Drei Instrumente der Prävention

Die PrEP, sagt Weber, sei eines von drei bedeutenden Instrumenten der Prävention, die anderen seien PEP (Postexpositionsprophylaxe, man nimmt sie unmittelbar nach einer möglichen HIV-Infektion) und TasP, Abkürzung für „Treatment as Prevention“. Was bedeutet, dass die Viruslast eines HIV-Positiven unter Nachweis liegt, die erfolgreiche Therapie selbst also die Prävention einer Weiterverbreitung des Virus darstellt. Die Neuinfektionsrate bei HIV, die in Deutschland immer noch bei rund 2700 im Jahr liegt, müsse „endlich signifikant gedrückt werden“, sagt er. Berlin gehöre zu den Fast Track Cities, ein 2014 gegründeter Verbund aus Städten, in denen viele homosexuelle Männer leben und die Vorreiter sein wollen beim Bemühen, Aids bis 2030 zu beenden.

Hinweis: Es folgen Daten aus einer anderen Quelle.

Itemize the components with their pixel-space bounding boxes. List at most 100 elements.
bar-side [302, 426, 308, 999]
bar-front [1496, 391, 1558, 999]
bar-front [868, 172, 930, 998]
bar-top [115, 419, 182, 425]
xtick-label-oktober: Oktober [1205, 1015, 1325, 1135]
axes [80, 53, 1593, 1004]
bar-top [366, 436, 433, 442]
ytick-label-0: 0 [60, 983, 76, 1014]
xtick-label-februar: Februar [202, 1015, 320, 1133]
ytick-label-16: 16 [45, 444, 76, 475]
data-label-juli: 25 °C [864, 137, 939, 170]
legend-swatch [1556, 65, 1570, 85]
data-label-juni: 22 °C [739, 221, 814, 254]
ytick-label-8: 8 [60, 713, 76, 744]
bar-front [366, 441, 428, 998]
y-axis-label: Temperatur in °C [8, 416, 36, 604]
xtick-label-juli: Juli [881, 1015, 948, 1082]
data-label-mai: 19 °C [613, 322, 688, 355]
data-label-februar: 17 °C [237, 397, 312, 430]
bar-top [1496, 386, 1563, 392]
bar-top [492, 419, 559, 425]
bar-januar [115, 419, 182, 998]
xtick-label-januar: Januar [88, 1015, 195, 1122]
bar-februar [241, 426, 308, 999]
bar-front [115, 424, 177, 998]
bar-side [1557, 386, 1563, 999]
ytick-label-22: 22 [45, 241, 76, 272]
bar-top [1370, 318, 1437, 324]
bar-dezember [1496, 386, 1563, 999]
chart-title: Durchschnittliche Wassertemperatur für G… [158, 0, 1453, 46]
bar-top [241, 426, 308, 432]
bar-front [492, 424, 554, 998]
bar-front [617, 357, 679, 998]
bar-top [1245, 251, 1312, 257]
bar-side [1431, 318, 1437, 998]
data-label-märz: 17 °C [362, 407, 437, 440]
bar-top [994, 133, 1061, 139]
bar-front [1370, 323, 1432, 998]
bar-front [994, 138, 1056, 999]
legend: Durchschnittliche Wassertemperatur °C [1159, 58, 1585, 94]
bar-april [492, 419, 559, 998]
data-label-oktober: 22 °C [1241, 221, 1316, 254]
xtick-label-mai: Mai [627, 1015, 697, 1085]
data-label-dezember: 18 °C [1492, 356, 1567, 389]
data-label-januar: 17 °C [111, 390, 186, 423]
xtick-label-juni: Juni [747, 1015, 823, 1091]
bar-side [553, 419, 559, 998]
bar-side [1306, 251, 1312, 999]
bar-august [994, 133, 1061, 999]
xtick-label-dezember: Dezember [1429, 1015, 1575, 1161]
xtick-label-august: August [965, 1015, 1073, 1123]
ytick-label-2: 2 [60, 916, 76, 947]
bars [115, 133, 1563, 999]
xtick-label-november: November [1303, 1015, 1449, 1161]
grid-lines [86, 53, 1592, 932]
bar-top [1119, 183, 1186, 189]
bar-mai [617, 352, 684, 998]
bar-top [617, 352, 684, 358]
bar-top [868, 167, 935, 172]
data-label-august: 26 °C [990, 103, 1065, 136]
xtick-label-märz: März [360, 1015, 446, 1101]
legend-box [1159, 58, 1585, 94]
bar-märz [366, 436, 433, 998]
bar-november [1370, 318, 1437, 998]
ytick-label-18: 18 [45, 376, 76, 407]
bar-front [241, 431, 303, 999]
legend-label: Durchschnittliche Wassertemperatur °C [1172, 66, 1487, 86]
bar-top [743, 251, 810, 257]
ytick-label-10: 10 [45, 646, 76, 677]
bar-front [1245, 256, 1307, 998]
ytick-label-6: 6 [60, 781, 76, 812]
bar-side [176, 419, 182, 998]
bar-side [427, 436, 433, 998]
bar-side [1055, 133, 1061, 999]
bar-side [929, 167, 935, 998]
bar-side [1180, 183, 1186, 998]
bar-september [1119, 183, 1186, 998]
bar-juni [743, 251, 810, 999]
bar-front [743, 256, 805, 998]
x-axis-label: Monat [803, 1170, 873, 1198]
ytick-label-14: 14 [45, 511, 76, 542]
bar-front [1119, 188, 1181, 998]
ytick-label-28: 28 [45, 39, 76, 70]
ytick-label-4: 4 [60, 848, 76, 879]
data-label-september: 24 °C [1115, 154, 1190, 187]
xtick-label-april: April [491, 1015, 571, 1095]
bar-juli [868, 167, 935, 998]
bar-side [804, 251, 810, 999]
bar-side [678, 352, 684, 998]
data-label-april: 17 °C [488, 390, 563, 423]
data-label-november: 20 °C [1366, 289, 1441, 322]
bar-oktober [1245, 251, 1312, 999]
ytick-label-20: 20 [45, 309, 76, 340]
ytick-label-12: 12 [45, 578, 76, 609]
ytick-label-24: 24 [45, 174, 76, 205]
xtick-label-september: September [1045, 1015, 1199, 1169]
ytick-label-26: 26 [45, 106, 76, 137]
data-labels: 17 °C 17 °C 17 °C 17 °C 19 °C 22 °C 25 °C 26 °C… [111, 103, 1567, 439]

Einwände wie die von Mario, die Nebenwirkungen der PrEP seien noch nicht gut erforscht, möchte Christoph Weber entkräften: „Sie sind seit 20 Jahren sehr gut bekannt.“ Bei den meisten Preppern seien keine Nebenwirkungen zu beobachten, in seltenen Fällen könne es zu Schlafstörungen, Magen- und Muskelschmerzen oder einer Schädigung der Mineralität der Knochen kommen, wobei allerdings keine Bruchgefahr bestünde. Auch die Nieren müssten kontrolliert werden. Einige wenige Prepper können hier Probleme bekommen. „Dann müssen sie die PrEP wieder absetzen“, sagt Weber. Generell glaubt er, dass gerade die engmaschige Beobachtung – Prepper sollen sich, wie gesagt, alle drei Monate auf STD testen lassen – zu einer fallenden Rate sexuell übertragbarer Krankheiten führt. Antibiotikaresistenzen seien tatsächlich ein Problem. „Aber reden wir über den Elefanten im Raum: Die weitaus meisten Resistenzen entstehen in der Tiermast. Da müssen wir ran.“

Eine Gemeinschaft muss dass aushandeln

Rät die Schwulenberatung also offensiv zur PrEP? „Unser primäres Ziel ist es, die Transmission des Virus zu verhindern“, sagt Christoph Weber. „Wir beraten unsere Klienten entsprechend ihrer Lebensphase und Lebenssituation, welche Möglichkeit die beste für sie ist. Das kann die PrEP sein oder das Kondom. Mit diesen Möglichkeiten kann man auch spielen.“ Tatsächlich sei, so Weber, die Entscheidung für die PrEP keine lebenslange, viele Männer würden sie nur befristet nehmen und wieder absetzen, wenn sie nicht mehr zu ihrem Leben passt.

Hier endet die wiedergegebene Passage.